Energy analyst John Kidd is accusing the Government of using Block Offer 2018 as an excuse to pass the Crown Minerals (Petroleum) Amendment Bill under urgency.
The Government late on Monday introduced the Crown Minerals (Petroleum) Amendment Bill to Parliament in view of banning new offshore oil and gas exploration.
Energy and Resources Minister Megan Woods said the Bill had a four-week select committee process to “enable the public and industry to have their say on the change”.
Had the Government tried to push on with the ban under the current law it would’ve risked being challenged in court, as the Crown Minerals Act’s purpose is to “promote prospecting for, exploration for, and mining of Crown owned minerals for the benefit of New Zealand”.
Yet Kidd of Woodward Partners says the uncertainty created by the proposed offshore ban makes bidding for onshore permits so unpalatable that Block Offer 2018 is pretty much redundant.
Holding it up as the reason to fast-track a major legislative review is therefore “disingenuous and serves only to mask the true objective of seeking to minimise public discussion and critique”.
Kidd says the Government would be better off canning Block Offer 2018 and taking time to get the legislation right, before pressing on again with Block Offer 2019.
After all, by the time Block Offer 2018 (which was previously planned to be launched in April 2018) is ready to go in early/mid 2019, it will nearly be time for the launch of Block Offer 2019.
Kidd says: “Policy creep is also clearly an issue, with the detail of what the Government now proposes reaching significantly further than what has been communicated before now."
Woods in a Cabinet Paper released on Monday said Cabinet had agreed to “prohibit new petroleum exploration permits outside of onshore Taranaki”, holding block offers for onshore blocks for 2018, 2019 and 2020.
Thereafter: “I recommend that for the purposes of this legislative change, onshore Taranaki block offers can, but are not required to, run beyond 2020...
“If desirable, the Government could also announce its intention to review this position around 2020.”
One could argue this is an indication the Government is loosening its stance from the proposed changes to the Crown Minerals Act it announced in July, leaving the door open to new onshore exploration permits being offered in Taranaki into the future.
Yet Kidd maintains that given it didn’t previously specifically prohibit exploration beyond Taranaki, it’s now actually tightening its position.
He says it's also doing so by proposing to restrict access to conservation land in Taranaki.
Around half of New Zealand's oil and gas reserves are onshore in Taranaki.
Cost in question
Kidd goes on to say the cost of the Bill to the Crown could be much higher than the Ministry of Business, Innovation and Employment’s (MBIE) $1.2 billion to $23.5 billion estimate in the Regulatory Impact Statement it prepared for Woods.

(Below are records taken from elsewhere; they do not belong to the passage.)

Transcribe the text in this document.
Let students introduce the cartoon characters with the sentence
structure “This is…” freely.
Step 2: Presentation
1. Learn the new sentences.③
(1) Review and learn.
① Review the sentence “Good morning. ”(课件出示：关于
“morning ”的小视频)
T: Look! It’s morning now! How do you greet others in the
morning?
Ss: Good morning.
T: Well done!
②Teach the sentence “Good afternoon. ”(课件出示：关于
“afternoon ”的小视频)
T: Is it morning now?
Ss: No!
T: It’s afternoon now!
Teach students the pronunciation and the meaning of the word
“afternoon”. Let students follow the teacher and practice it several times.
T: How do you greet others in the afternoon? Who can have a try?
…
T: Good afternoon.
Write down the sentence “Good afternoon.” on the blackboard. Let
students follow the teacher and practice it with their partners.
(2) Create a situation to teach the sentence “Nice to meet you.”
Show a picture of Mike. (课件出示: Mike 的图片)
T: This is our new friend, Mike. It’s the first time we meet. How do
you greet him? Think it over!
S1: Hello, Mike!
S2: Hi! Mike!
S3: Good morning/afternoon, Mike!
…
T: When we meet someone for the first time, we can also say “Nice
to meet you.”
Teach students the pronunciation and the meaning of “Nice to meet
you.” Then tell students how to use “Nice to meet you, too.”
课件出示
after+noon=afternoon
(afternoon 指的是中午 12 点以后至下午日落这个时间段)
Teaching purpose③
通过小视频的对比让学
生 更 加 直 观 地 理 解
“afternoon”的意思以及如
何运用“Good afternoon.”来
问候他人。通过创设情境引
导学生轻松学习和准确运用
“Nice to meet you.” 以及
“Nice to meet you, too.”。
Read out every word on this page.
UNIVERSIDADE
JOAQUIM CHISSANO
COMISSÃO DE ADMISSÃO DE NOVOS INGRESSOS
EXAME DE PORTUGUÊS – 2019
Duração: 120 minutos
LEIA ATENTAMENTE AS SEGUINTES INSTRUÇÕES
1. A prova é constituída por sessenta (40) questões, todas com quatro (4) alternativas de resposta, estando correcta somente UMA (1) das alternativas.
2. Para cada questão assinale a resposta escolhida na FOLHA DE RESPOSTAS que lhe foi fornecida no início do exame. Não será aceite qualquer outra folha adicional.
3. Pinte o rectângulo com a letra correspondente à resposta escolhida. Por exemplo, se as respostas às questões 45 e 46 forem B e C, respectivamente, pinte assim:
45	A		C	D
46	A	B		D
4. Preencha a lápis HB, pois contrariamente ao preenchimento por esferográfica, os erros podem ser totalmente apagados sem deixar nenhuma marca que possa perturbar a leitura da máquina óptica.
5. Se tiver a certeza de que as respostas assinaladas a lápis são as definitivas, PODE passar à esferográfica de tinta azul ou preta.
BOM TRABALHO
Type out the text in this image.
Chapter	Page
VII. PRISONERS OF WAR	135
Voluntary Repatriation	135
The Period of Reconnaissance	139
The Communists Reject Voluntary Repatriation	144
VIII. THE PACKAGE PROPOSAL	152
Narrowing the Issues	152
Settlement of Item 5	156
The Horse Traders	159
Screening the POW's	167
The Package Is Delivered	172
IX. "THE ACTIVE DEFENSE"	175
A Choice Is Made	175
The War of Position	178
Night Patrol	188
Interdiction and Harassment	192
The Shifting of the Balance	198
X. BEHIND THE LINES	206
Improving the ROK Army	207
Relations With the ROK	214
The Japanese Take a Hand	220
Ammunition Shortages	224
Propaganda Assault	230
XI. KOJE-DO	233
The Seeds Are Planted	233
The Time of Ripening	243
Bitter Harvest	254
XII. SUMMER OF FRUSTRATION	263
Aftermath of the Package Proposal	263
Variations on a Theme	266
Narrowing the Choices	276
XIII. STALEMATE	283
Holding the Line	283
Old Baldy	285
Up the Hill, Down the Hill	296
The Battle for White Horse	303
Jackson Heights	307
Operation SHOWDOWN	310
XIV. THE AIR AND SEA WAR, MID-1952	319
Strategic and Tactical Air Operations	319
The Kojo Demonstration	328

While he says MBIE’s methodology is sound, its modelling only considers royalties, taxes and company profits forgone, and doesn’t look at the impact on gross domestic product or the economy more broadly.
MBIE recognises this, pointing out that Balance Agri-Nutrients is opting to spend $35 million to refurbish its Kapuni plant, instead of spending $1.1 billion to expand the plant - at least partially due to the proposed offshore exploration ban.
Kidd says a $100 million-plus Methanex project to recover and reuse CO2 from its production process is now also unlikely to proceed due to uncertainty around how long Methanex will stick around New Zealand for.
On the opposite end of the spectrum, Woods in her Cabinet paper rubbishes MBIE’s modelling, saying it overstates the likely success rates of commercially viable oil/gas finds.
She also says the “impact of the transition to a low carbon economy and uses of alternatives to oil and gas have also not been fully modelled”.